Quarantine Eve spends alone in a house in London – her neighbor urgently left home in the United States.

“I try to leave the house at least once every couple of days so that the hermit’s syndrome does not develop, because the further you sit at home alone, the more difficult it is to leave,” she says. – There was already a negative experience: in my local grocery, a guy was brandishing a knife, trying to steal something, and at that moment I went inside. I ran out and did not leave home, probably for a week.”

It is important to understand that today it is impossible to unequivocally predict which particular aspects of a pandemic will affect people more.

People’s fears are associated not only with the threat of infection, but also with financial losses. In addition, a reaction to stress can occur not directly during the event, but after a while, if the person has not received proper help.

For example, victims of Hurricane Katrina in New Orleans note that it is difficult for them to leave their homes to work during the hurricane season — it’s reminder of the past.

11 thoughts on “Post-quarantine: Why it will not be easy to get out of isolation

  1. This is an excellent article! Thank you for sharing!! I absolutely can see how this isolation can have an adverse affect on the people who are in isolation! It’s a shame that it’s necessary at this time! I just hope that down the line, there is help available always for those that need it that have long-term effects of this!

  2. WOW I LOVED THIS, thank you! Thinking about the transition that this next season is starting to bring has been causing a lot of anxious thoughts, but I haven’t been able to pinpoint why this is. It is very encouraging to read about others who have experienced similar isolation, to hear about their psychological state and maybe learn from their mistakes and journey. Thanks again! Do you mind if I reference you and your post on one of my posts in the near future?

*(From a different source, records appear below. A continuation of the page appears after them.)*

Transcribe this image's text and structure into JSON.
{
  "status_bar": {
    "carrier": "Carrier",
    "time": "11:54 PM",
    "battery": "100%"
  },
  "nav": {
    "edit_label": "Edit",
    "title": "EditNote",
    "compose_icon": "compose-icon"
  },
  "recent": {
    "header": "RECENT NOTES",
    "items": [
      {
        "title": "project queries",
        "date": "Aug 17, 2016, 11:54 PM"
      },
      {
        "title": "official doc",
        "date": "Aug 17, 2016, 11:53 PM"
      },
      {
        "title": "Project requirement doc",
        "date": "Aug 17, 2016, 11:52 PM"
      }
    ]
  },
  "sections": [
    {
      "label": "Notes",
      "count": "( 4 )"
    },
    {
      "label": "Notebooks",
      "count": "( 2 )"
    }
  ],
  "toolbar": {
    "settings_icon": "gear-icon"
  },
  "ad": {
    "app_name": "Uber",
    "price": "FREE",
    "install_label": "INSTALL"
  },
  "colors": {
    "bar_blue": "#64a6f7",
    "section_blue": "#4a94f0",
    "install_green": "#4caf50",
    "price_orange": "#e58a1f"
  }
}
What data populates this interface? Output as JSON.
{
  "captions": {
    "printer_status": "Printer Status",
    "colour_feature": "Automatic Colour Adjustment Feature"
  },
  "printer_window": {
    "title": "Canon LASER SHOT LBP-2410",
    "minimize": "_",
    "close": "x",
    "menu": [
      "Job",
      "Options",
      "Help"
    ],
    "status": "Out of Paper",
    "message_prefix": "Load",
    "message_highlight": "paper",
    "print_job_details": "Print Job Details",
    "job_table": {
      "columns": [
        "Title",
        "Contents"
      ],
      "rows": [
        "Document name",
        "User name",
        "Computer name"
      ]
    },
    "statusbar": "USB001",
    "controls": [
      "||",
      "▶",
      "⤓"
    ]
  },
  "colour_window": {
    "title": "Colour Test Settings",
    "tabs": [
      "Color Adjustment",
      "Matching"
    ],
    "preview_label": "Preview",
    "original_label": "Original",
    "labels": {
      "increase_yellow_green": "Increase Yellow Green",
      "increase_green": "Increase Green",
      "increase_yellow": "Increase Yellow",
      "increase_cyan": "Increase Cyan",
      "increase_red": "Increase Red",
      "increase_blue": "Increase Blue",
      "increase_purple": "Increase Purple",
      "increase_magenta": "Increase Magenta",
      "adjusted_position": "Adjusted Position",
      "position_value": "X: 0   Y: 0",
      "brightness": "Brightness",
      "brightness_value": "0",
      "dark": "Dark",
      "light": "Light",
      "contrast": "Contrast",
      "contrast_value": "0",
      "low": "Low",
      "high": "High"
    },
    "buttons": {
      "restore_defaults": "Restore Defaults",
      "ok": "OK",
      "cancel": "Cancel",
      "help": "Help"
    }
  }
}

  3. Thank you for your post. It’s interesting that you wrote about this because I was recently talking with a friend about how I feel like my stamina for being around others has decreased. I miss people terribly, and yet I feel like I don’t have a lot of tolerance for them anymore as the quarantine continues. I think it will take time for people to return to their pre-quarantine level of interaction, and they should give themselves a lot of grace if they find that it’s difficult.

  4. Very interesting reading. Thanks for sharing! I posted something along the same idea that connection, if it be physical or otherwise is very important. Especially to children, not just us adults.